Base-Jumping, Downhill-Biken, Motocrossrennen oder tiefes Tauchen? Wenn Sie ein Flair für gefährliche Sportarten haben, ist es essentiell zu wissen, wann Sie mit einer Leistungskürzung rechnen müssen. Weitere Faktoren wie etwa die Wetterbedingungen zum Unfallzeitpunkt oder ungenügende Ausrüstung können ebenso eine Rolle spielen.

Inhalt

Kurz und bündig

Sollen alle, die Prämien zahlen, solidarisch dafür aufkommen, wenn Einzelne in der Freizeit ein hohes Risiko eingehen und verunfallen?
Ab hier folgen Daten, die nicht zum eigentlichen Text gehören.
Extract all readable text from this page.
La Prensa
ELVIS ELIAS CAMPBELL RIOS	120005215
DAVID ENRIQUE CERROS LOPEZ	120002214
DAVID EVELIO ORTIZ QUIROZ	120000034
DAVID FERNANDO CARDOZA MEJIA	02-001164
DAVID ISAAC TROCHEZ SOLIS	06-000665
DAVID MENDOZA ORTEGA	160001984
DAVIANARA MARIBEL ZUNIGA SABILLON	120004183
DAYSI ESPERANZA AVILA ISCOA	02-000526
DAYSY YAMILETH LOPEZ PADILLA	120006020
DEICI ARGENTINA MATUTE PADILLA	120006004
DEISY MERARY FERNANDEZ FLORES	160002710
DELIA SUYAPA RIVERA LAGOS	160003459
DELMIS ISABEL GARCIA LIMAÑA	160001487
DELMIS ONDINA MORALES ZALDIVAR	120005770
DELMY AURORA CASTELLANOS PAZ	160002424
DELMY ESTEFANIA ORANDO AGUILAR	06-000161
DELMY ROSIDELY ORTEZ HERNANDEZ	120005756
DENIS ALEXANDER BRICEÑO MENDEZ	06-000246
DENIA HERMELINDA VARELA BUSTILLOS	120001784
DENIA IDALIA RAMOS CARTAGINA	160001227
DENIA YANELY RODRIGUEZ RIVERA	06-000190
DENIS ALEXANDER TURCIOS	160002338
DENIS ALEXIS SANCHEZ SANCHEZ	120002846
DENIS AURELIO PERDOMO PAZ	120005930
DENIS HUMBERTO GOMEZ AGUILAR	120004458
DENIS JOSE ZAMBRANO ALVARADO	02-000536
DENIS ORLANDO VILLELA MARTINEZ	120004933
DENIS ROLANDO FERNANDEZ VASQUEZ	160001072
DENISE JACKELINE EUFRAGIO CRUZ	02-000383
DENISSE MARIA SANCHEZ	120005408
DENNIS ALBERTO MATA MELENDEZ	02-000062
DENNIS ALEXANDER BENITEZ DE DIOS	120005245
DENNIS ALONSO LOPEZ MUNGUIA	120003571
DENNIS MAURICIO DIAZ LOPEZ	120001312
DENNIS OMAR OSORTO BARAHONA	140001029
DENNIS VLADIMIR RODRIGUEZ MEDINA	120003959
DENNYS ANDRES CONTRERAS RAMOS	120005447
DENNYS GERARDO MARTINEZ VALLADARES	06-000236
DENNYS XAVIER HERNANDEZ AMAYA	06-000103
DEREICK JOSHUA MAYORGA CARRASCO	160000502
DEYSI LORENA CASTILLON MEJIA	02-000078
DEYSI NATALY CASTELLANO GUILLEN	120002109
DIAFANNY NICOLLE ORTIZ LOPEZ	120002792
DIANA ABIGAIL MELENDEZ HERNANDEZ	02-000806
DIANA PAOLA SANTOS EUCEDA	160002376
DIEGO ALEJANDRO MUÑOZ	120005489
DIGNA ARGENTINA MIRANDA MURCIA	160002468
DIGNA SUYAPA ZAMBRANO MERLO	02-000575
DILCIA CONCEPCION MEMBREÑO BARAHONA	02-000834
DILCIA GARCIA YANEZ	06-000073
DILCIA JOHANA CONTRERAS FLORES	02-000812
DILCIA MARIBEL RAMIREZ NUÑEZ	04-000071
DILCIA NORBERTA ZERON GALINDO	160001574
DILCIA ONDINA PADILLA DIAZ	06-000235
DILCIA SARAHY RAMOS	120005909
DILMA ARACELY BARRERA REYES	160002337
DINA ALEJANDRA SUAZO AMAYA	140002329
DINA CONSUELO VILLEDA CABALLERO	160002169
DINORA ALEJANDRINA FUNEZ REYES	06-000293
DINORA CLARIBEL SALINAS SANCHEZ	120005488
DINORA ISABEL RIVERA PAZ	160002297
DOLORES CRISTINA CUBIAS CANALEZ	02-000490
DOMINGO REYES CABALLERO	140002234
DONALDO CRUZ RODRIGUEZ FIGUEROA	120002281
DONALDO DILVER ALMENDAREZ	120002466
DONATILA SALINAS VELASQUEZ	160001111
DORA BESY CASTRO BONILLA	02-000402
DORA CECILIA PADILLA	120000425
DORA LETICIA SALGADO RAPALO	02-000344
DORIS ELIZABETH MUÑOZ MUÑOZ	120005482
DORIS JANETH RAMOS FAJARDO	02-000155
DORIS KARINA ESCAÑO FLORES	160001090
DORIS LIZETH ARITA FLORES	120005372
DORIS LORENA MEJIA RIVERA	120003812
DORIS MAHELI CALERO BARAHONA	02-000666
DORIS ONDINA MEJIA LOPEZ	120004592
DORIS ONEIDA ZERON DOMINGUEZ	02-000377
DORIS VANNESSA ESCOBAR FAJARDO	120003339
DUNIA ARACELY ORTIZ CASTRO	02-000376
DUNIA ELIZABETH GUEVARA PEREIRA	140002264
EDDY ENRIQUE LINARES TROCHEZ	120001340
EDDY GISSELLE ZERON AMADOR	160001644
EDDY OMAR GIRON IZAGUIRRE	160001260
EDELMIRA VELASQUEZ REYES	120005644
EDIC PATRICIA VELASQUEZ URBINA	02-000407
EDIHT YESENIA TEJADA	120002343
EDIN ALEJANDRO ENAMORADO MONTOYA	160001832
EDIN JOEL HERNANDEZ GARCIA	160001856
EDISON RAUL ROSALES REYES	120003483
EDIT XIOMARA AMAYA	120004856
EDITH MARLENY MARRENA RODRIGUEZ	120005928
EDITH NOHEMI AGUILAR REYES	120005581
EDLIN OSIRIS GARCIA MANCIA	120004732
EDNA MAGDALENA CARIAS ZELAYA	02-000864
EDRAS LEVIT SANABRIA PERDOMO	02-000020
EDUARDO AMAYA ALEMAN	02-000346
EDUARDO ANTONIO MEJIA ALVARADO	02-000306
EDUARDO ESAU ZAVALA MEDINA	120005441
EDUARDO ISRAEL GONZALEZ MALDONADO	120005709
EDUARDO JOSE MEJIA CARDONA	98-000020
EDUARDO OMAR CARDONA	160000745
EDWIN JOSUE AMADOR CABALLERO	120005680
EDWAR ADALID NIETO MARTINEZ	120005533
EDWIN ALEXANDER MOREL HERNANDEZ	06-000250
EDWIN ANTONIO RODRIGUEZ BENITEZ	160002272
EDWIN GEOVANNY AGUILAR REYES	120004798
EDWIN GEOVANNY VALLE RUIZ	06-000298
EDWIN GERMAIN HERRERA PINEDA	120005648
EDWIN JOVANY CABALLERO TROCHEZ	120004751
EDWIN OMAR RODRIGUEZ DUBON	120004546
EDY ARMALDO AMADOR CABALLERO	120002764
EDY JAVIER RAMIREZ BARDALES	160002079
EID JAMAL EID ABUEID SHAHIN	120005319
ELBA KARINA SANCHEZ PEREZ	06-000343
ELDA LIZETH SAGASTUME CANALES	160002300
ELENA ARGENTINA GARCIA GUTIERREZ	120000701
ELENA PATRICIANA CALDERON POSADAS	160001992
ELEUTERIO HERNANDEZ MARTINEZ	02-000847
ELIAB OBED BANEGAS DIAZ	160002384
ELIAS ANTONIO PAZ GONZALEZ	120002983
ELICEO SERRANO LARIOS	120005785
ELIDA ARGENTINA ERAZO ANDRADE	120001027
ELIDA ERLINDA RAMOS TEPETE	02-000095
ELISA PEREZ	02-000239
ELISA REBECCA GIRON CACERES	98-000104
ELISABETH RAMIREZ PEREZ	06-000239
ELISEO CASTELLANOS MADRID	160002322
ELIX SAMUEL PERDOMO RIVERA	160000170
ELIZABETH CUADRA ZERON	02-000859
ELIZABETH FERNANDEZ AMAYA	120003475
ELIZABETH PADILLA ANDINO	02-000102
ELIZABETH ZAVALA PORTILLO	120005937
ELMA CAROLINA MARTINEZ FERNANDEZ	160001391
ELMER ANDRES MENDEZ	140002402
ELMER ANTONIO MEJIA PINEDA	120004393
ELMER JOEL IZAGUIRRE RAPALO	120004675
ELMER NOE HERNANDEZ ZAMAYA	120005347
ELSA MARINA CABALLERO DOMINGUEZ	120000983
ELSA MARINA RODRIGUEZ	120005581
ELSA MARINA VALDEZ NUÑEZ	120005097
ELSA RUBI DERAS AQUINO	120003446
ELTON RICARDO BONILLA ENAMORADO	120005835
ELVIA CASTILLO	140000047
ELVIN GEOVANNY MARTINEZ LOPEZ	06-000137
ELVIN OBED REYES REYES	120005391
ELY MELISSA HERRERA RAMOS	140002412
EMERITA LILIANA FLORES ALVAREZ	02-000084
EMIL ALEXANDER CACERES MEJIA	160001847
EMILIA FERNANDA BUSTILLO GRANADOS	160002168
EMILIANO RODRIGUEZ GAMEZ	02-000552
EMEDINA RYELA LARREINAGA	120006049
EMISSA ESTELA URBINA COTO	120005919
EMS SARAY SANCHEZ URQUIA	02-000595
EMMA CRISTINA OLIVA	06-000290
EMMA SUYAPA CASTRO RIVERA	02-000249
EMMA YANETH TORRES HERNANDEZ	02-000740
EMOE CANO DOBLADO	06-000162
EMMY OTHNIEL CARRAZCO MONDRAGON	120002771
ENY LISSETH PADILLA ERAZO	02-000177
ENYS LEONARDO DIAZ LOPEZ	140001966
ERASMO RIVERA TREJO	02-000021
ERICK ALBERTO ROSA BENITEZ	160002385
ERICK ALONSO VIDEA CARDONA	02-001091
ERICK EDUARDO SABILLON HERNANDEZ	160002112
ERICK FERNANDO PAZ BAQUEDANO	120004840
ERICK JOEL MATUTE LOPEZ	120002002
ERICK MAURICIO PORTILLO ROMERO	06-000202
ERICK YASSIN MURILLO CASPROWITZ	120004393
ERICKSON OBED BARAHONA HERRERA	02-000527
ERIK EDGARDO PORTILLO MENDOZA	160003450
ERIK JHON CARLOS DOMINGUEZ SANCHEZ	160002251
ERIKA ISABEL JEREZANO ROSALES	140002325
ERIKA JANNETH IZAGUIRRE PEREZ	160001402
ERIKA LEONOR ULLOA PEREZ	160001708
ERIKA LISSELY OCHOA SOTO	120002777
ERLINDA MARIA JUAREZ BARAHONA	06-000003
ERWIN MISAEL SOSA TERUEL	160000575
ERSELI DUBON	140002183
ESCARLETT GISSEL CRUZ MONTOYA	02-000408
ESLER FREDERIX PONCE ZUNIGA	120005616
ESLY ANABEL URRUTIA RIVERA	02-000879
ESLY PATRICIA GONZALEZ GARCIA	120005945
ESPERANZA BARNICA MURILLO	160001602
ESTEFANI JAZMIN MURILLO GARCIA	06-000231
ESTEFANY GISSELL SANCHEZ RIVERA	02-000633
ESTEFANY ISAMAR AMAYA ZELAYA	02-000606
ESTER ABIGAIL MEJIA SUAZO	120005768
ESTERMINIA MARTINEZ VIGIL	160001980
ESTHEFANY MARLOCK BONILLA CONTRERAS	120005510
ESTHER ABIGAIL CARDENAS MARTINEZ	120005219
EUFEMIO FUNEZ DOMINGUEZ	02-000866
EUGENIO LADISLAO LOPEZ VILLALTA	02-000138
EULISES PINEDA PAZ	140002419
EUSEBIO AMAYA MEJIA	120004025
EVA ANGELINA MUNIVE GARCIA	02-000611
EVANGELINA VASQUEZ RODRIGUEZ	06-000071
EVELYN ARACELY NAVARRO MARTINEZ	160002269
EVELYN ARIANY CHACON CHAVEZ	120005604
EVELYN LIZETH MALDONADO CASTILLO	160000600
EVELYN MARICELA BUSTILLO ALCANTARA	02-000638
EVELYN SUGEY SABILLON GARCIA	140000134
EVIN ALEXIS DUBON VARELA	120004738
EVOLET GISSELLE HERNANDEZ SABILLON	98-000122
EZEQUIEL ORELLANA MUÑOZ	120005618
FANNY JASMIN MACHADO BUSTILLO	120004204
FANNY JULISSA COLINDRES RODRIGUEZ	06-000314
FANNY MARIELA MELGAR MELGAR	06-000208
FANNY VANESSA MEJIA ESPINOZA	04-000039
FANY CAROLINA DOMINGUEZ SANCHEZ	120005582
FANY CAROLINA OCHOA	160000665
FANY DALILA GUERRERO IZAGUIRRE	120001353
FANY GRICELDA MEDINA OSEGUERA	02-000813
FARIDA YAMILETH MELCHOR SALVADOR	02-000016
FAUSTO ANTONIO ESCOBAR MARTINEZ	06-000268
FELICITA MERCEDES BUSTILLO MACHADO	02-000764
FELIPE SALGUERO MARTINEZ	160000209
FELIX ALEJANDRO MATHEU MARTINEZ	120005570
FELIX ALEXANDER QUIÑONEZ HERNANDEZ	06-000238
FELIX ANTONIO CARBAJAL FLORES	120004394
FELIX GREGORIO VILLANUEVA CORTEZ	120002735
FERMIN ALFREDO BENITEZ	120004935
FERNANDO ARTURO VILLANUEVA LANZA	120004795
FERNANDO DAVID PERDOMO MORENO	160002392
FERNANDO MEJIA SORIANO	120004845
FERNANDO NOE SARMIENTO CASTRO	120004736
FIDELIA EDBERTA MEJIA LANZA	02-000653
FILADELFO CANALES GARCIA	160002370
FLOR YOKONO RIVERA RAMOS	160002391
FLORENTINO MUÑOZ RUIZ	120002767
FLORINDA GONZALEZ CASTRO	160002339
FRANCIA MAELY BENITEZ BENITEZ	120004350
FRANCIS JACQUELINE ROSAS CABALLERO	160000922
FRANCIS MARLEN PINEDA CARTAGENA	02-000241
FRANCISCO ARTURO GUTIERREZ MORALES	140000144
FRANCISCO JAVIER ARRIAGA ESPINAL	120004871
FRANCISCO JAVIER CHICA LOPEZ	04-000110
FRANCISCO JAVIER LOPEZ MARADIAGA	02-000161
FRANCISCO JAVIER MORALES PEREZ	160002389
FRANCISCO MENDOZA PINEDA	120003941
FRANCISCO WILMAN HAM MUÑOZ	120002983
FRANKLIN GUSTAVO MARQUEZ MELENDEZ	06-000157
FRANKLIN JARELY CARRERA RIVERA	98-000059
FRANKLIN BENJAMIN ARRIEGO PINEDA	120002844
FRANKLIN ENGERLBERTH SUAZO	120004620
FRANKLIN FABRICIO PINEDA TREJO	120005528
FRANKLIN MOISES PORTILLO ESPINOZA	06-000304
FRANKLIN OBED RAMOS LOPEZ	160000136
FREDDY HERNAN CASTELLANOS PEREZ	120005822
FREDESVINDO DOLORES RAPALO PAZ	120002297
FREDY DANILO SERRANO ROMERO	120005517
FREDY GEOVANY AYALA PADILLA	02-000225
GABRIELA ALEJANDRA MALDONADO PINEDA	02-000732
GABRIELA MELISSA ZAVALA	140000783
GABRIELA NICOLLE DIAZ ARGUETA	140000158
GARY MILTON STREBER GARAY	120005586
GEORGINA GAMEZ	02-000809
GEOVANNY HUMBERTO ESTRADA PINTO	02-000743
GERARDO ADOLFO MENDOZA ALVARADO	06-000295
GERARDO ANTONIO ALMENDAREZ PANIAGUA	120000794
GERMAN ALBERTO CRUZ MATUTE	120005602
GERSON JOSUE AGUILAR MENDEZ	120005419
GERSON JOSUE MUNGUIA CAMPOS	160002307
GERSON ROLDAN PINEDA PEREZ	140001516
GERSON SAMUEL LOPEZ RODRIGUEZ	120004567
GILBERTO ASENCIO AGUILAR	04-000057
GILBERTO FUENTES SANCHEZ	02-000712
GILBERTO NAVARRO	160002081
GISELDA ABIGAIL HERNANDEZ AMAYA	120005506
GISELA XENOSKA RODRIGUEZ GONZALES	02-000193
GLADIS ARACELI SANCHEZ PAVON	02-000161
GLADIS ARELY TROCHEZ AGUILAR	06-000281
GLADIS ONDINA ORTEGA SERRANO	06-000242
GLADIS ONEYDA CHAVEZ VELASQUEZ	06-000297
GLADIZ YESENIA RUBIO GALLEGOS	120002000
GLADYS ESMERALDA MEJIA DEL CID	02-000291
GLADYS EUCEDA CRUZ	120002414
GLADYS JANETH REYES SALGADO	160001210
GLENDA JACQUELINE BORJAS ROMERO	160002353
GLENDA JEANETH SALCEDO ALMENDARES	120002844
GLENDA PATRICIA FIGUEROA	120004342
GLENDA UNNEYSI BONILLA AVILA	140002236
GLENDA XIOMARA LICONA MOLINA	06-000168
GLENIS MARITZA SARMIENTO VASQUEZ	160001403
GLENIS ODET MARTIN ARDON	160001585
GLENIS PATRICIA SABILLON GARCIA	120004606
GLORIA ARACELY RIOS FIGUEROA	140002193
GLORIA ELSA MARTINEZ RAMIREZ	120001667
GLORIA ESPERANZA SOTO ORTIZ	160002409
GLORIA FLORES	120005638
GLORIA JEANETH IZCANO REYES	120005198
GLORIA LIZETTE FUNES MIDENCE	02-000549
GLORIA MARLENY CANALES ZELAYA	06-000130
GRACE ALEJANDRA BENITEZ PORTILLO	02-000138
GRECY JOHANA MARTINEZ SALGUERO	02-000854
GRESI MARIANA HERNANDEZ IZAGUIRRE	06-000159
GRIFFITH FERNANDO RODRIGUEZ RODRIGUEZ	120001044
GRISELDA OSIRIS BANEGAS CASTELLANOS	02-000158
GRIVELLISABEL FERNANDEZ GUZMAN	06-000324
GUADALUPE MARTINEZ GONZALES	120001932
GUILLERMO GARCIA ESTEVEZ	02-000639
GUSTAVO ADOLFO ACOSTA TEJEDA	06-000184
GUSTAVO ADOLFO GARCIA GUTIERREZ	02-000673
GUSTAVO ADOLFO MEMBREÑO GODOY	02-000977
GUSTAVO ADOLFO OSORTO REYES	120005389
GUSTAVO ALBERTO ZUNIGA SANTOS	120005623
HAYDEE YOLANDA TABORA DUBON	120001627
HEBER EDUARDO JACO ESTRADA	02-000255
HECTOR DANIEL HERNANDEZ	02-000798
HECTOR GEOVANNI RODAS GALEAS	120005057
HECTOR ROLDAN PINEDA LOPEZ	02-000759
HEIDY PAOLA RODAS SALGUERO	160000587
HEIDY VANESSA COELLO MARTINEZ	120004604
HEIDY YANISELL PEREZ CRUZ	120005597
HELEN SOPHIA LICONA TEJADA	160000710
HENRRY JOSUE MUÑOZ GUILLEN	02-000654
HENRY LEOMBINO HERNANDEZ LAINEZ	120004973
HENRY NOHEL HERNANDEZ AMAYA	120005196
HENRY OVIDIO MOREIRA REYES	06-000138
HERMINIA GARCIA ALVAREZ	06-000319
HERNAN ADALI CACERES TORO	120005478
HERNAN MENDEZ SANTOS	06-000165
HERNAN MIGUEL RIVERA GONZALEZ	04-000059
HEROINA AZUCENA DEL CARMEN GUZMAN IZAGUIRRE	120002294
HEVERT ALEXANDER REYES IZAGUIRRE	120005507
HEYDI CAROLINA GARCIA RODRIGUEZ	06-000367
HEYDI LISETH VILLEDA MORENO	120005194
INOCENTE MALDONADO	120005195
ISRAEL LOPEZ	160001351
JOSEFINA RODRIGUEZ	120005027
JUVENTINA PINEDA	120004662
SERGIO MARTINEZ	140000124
Das Gesetz sagt klar Nein - wenn die Aktivität mit grossen Gefahren, einem sogenannten Wagnis, verbunden ist. Dabei wird zwischen absoluten und relativen Wagnissen unterschieden. Bei absoluten Wagnissen werden die Geldleistungen in jedem Fall gekürzt und in besonders schweren Fällen sogar ganz verweigert. Bei relativen Wagnissen werden die Begleitumstände im Einzelfall geprüft und so beurteilt, ob eine Leistungskürzung in Betracht gezogen werden muss.

  • Von der Kürzung nicht betroffen sind, Heilbehandlungen, Rettungs- Bergungs- und Transportkosten.
  • Gekürzt werden hingegen Taggelder und Invalidenrenten, was oft gravierende Folgen für die Betroffenen hat.

Wir empfehlen für einen optimalen Versicherungsschutz eine Zusatzversicherung bei einem Privatversicherer abzuschliessen.

Wagnisse und Geldleistungen: ein Rechtsanwalt klärt auf

Unfälle können körperliche und finanzielle Folgen haben. Im Video wird erklärt, weshalb Base Jumping ein absolutes Wagnis darstellt und Skifahren abseits der Piste als Wagnis im Einzelfall gilt. Das Video zeigt zudem ein Beispiel, wie einschneidend Kürzungen der Geldleistungen sein können.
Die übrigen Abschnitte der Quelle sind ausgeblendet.